European Kangaroo Island began as a lawless frontier. From 1802, two decades before the colony of South Australia was founded, the island sheltered a rough community of sealers and escaped convicts. Their story is not a romantic one. Several of these men kidnapped Aboriginal women from Tasmania and mainland South Australia and held them captive as labourers — enslaved people in all but legal name. Contemporary accounts record women so desperate to escape that they attempted to swim the treacherous Backstairs Passage to the mainland; one was said to have made it in 1835, while a woman and her baby were found dead on the beach after an attempted crossing in 1871. Today the island's most celebrated residents are gentler. At Seal Bay, hundreds of Australian sea lions, one of the rarest sea lion species on Earth, haul out and bask on the sand while visitors walk among them with rangers.
Kangaroo Island's isolation has turned it into a living vault. It holds the world's only pure-bred, disease-free population of Ligurian honeybees, a strain originally brought from Italy in the 1880s and preserved here, free of the pathogens that have corrupted bee populations everywhere else. The colony is the oldest bee sanctuary on the planet, and strict quarantine laws forbid bringing any bee products or equipment onto the island to keep it that way. The same isolation protects other species. Foxes and rabbits have never gained a foothold, and the island's koalas, introduced last century, are so genetically clean that they lack the chlamydia infection that plagues mainland populations. That purity is precisely what makes any threat, whether a parasite slipped past quarantine or a fire out of control, so dangerous here.
In late December 2019, lightning struck the island's north, and within days fire was tearing through Flinders Chase National Park at the western end. Before it was contained on 21 January 2020, the blaze had burned more than 2,100 square kilometres, roughly half of the entire island. Two people died. The wildlife toll was staggering: an estimated four in five of the island's roughly 48,000 koalas perished, and species found nowhere else on Earth, like the tiny Kangaroo Island dunnart, were pushed toward the edge of extinction. Flinders Chase, the island's natural crown, was almost entirely scorched. The fire did not spare the famous places; it ran right up to the Remarkable Rocks and Admirals Arch. And yet the granite endured, the park has reopened, and the koala population has begun, slowly, to climb back.

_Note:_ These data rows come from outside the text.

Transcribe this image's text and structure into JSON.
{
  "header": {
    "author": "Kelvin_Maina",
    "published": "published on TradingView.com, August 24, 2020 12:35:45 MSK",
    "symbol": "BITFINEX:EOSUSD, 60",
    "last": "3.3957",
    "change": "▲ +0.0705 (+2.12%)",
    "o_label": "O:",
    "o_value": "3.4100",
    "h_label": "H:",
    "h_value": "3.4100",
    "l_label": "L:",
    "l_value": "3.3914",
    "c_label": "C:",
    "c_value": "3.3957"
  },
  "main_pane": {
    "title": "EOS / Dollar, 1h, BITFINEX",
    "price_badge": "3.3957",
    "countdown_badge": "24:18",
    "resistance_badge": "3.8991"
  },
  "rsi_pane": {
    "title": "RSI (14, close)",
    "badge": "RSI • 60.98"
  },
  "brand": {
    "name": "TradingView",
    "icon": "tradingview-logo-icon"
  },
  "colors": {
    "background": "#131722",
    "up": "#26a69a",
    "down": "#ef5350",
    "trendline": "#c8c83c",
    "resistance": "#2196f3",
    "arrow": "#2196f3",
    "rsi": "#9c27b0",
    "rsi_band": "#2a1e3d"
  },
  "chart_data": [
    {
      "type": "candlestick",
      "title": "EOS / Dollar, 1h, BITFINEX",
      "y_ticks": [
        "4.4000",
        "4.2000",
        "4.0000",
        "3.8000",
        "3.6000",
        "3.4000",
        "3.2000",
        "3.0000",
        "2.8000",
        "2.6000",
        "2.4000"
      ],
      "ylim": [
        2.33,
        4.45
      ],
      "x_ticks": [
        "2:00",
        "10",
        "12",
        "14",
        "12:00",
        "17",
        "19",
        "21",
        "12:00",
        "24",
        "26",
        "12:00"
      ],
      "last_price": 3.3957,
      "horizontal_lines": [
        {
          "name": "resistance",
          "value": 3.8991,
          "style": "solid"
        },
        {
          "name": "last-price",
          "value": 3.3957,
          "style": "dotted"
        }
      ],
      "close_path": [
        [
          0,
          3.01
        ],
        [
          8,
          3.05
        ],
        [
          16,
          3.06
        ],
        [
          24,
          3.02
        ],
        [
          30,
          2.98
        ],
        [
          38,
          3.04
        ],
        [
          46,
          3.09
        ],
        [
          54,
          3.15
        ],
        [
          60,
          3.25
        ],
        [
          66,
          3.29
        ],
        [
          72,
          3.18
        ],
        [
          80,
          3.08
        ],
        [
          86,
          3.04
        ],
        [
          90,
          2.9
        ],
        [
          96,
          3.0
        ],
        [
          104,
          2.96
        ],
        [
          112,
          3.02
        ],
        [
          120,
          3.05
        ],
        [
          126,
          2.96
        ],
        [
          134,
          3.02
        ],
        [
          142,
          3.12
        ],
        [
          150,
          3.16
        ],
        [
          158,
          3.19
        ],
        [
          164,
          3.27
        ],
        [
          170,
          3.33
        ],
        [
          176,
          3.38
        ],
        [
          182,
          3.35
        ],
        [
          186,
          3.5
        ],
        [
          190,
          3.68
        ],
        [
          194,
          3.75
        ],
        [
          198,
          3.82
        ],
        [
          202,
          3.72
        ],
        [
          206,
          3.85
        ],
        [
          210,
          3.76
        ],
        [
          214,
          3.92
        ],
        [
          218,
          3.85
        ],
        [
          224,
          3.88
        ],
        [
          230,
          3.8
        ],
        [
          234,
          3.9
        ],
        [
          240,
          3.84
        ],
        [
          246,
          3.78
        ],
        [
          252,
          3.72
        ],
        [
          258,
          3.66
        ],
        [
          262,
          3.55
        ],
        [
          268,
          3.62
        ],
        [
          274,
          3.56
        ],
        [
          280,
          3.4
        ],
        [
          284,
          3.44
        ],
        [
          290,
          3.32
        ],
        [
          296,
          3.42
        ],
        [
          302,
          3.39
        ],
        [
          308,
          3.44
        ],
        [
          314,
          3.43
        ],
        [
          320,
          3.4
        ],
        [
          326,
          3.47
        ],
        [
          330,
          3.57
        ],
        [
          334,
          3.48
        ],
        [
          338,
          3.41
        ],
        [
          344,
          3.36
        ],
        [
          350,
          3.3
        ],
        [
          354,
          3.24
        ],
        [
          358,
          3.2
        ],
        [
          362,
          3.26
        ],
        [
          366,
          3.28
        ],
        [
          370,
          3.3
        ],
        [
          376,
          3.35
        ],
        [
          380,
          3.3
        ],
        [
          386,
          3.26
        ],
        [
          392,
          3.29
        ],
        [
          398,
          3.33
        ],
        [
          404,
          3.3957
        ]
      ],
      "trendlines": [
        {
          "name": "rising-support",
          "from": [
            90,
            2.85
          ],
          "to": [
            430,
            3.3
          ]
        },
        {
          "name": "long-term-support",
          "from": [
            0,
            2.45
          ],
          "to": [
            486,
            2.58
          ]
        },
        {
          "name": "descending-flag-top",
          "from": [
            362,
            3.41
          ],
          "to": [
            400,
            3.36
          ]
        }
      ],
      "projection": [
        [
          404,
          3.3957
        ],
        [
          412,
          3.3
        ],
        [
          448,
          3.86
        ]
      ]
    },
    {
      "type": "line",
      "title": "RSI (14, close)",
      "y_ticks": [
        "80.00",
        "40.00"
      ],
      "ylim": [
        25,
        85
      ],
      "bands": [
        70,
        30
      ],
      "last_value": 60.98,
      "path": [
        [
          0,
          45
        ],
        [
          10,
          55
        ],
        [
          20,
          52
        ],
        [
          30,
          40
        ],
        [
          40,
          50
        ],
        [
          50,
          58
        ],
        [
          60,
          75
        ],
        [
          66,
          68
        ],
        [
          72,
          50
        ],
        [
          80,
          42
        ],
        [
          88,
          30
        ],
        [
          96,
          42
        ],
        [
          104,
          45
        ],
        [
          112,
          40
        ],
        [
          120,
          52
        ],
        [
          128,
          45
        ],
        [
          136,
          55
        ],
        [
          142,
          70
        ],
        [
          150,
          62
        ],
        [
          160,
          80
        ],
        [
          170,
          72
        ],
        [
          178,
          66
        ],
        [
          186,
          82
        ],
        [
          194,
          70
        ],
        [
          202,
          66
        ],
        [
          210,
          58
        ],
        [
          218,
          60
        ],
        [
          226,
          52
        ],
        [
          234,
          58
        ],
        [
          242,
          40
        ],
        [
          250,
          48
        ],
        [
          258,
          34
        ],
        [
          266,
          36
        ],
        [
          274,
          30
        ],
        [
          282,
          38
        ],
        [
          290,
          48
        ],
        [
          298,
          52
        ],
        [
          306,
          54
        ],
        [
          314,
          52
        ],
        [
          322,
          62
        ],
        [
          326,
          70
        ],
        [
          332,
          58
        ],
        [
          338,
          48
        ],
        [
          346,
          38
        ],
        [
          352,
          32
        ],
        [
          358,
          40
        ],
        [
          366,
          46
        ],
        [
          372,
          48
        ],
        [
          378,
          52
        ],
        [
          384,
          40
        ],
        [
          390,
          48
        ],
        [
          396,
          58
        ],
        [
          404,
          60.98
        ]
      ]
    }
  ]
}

For all its wildness, Kangaroo Island is a lived-in place, home to roughly 4,900 people across a handful of small towns. Kingscote, the largest, was South Australia's very first colonial settlement, founded in 1836 and briefly considered as the site for the colony's capital before Adelaide won out. The economy still runs on the land and the sea: sheep and cattle, grain and canola, honey from those famous bees, and some of the finest southern rock lobster pulled from the rugged south coast. A wine industry has taken root since the 1970s, and tourism draws visitors to the sea lions, the sand dunes of Little Sahara, and the limestone caves. The island lives, as it always has, by the rhythms of an environment that is generous and unforgiving in equal measure.
Kangaroo Island lies off South Australia at roughly 35.8 degrees south, 137.3 degrees east, about 112 km southwest of Adelaide and separated from the Fleurieu Peninsula by the 13.5-km Backstairs Passage. It is a large, distinct landmass, 145 km long west to east, an excellent coastal waypoint. Kingscote Airport (YKSC) on the northeast is the main field; Adelaide (YPAD) is the nearest major hub on the mainland. Key visual landmarks include Cape Borda and Cape du Couedic lighthouses, the Remarkable Rocks and Admirals Arch at the western tip in Flinders Chase, and the sand dunes of Little Sahara on the south coast. The south coast faces the open Southern Ocean with strong winds and big swell; expect changeable visibility and fresh westerlies.